Rewriting file - pythonic way

Hi all, I am new in python (i am moving from Perl world), but I always love Python for hight level, beatuful and clean syntax. Now I have question/idea about working with files. On mine opinion it very popular use case: 1. Open file (for read and write) 2. Read data from file 3. Modify data. 4. Rewrite file by modified data. But now it is looks not so pythonic: with open(filename, 'r+') as file: data = file.read() data = data.replace('old', 'new') file.seek(0) file.write(data) file.truncate() or something like this with open(filename) as file: data = file.read() data = data.replace('old', 'new') with open(filename) as file: file.write(data) I think best way is something like this with open(filename, 'r+') as file: data = file.read() data = data.replace('old', 'new') file.rewrite(data) but for this io.BufferedIOBase must contain rewrite method what you think about this?

15.04.18 11:57, Alexey Shrub пише:
What do you mean by calling this not pythonic?
If the problem is that you want to use a single line instead of three line, you can add a function: def file_rewrite(file, data): file.seek(0) file.write(data) file.truncate() and use it. This looks pretty pythonic to me.

В Воскресенье, 15 апр. 2018 в 12:40 , Serhiy Storchaka <storchaka@gmail.com> написал:
If the problem is that you want to use a single line instead of three line, you can add a function
Yes, I think that single line with word 'rewrite' is much more readable than those three lines. And yes, I can make my own function, but it is typical task - maybe it must be in standard library?

15.04.18 12:49, Alexey Shrub пише:
Not every three lines of code must be a function in standard library.
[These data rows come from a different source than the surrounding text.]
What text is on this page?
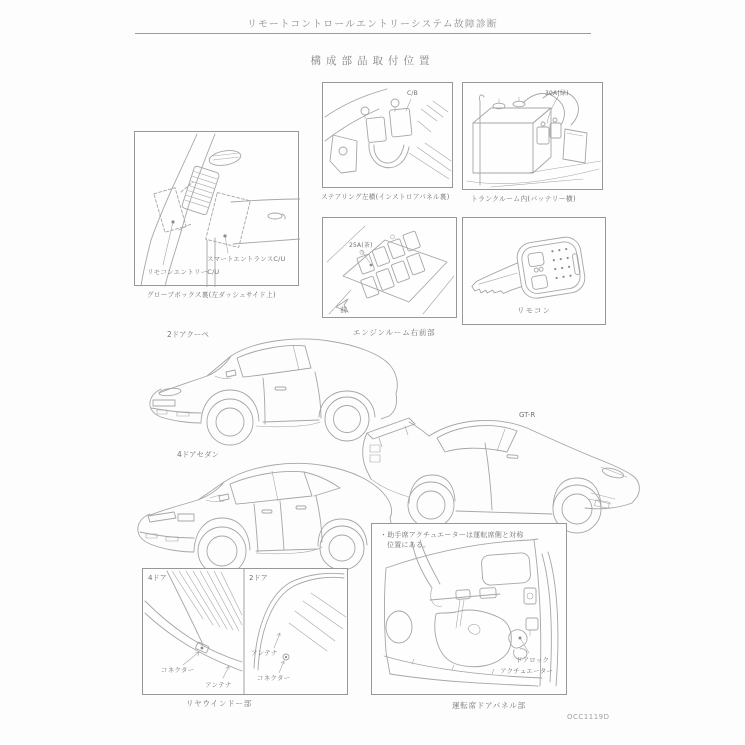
リモートコントロールエントリーシステム故障診断
構成部品取付位置
スマートエントランスC/U
リモコンエントリーC/U
グローブボックス裏(左ダッシュサイド上)
C/B
ステアリング左横(インストロアパネル裏)
30A(緑)
トランクルーム内(バッテリー横)
25A(茶)
前
エンジンルーム右前部
リモコン
2ドアクーペ
GT-R
4ドアセダン
4ドア	2ドア
コネクター
アンテナ
アンテナ
コネクター
リヤウインドー部
・助手席アクチュエーターは運転席側と対称
位置にある。
ドアロック
アクチュエーター
運転席ドアパネル部
OCC1119D
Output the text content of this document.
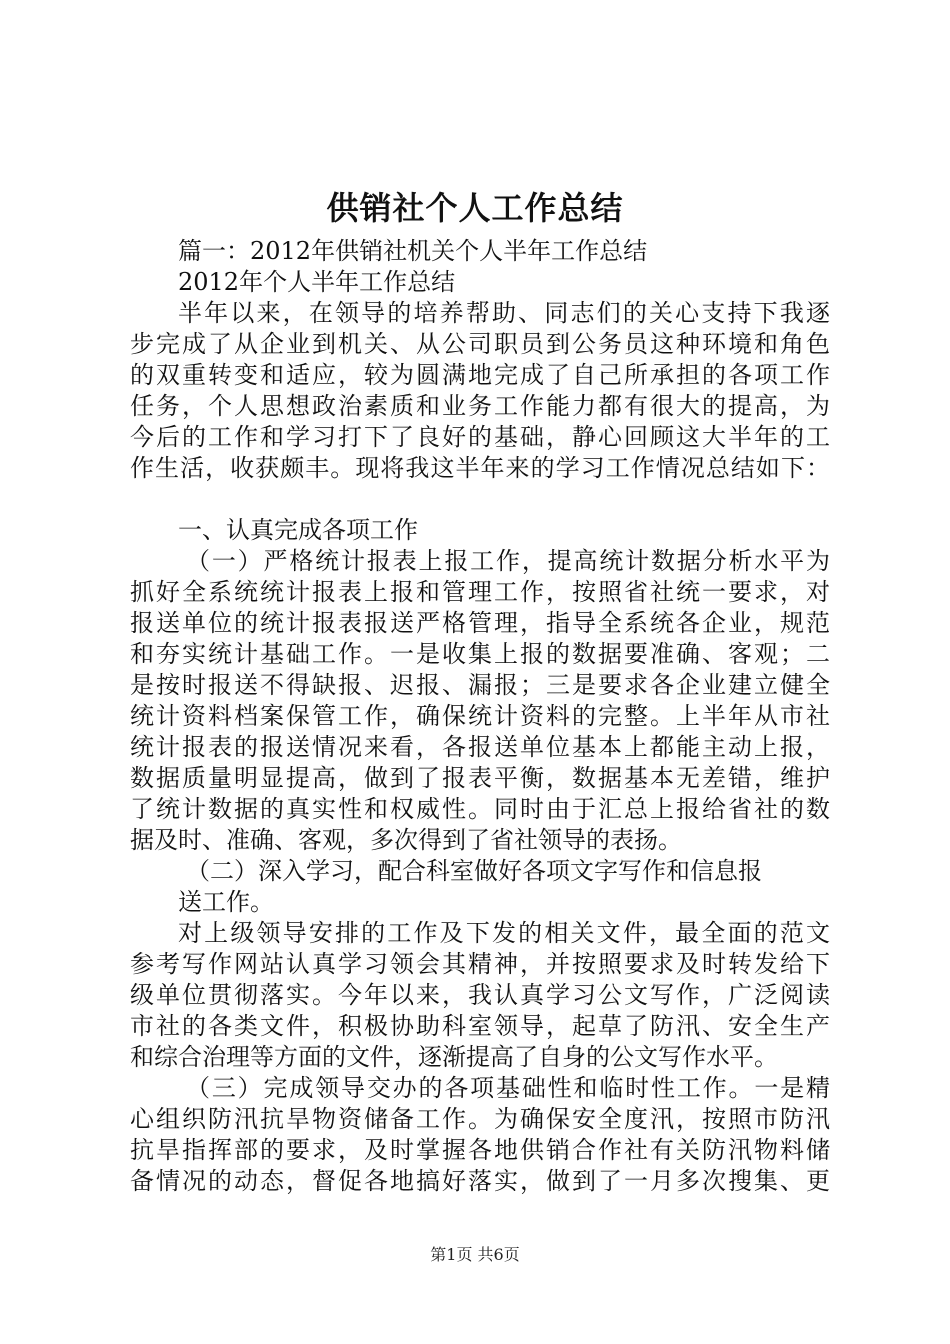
供销社个人工作总结
篇一：2012年供销社机关个人半年工作总结
2012年个人半年工作总结
半年以来，在领导的培养帮助、同志们的关心支持下我逐
步完成了从企业到机关、从公司职员到公务员这种环境和角色
的双重转变和适应，较为圆满地完成了自己所承担的各项工作
任务，个人思想政治素质和业务工作能力都有很大的提高，为
今后的工作和学习打下了良好的基础，静心回顾这大半年的工
作生活，收获颇丰。现将我这半年来的学习工作情况总结如下：
一、认真完成各项工作
（一）严格统计报表上报工作，提高统计数据分析水平为
抓好全系统统计报表上报和管理工作，按照省社统一要求，对
报送单位的统计报表报送严格管理，指导全系统各企业，规范
和夯实统计基础工作。一是收集上报的数据要准确、客观；二
是按时报送不得缺报、迟报、漏报；三是要求各企业建立健全
统计资料档案保管工作，确保统计资料的完整。上半年从市社
统计报表的报送情况来看，各报送单位基本上都能主动上报，
数据质量明显提高，做到了报表平衡，数据基本无差错，维护
了统计数据的真实性和权威性。同时由于汇总上报给省社的数
据及时、准确、客观，多次得到了省社领导的表扬。
（二）深入学习，配合科室做好各项文字写作和信息报
送工作。
对上级领导安排的工作及下发的相关文件，最全面的范文
参考写作网站认真学习领会其精神，并按照要求及时转发给下
级单位贯彻落实。今年以来，我认真学习公文写作，广泛阅读
市社的各类文件，积极协助科室领导，起草了防汛、安全生产
和综合治理等方面的文件，逐渐提高了自身的公文写作水平。
（三）完成领导交办的各项基础性和临时性工作。一是精
心组织防汛抗旱物资储备工作。为确保安全度汛，按照市防汛
抗旱指挥部的要求，及时掌握各地供销合作社有关防汛物料储
备情况的动态，督促各地搞好落实，做到了一月多次搜集、更
第1页 共6页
And these three lines don't look enough common. Actually the reliable code should write into a separate file and replace the original file by the new file only if writing is successful. Or backup the old file and restore it if writing is failed. Or do both. And handle hard and soft links if necessary. And use file locks if needed to prevent race condition when read/write by different processes. Depending on the specific of the application you may need different code. Your three lines are enough for a one-time script if the risk of a powerful blackout or disk space exhaustion is insignificant or if the data is not critical.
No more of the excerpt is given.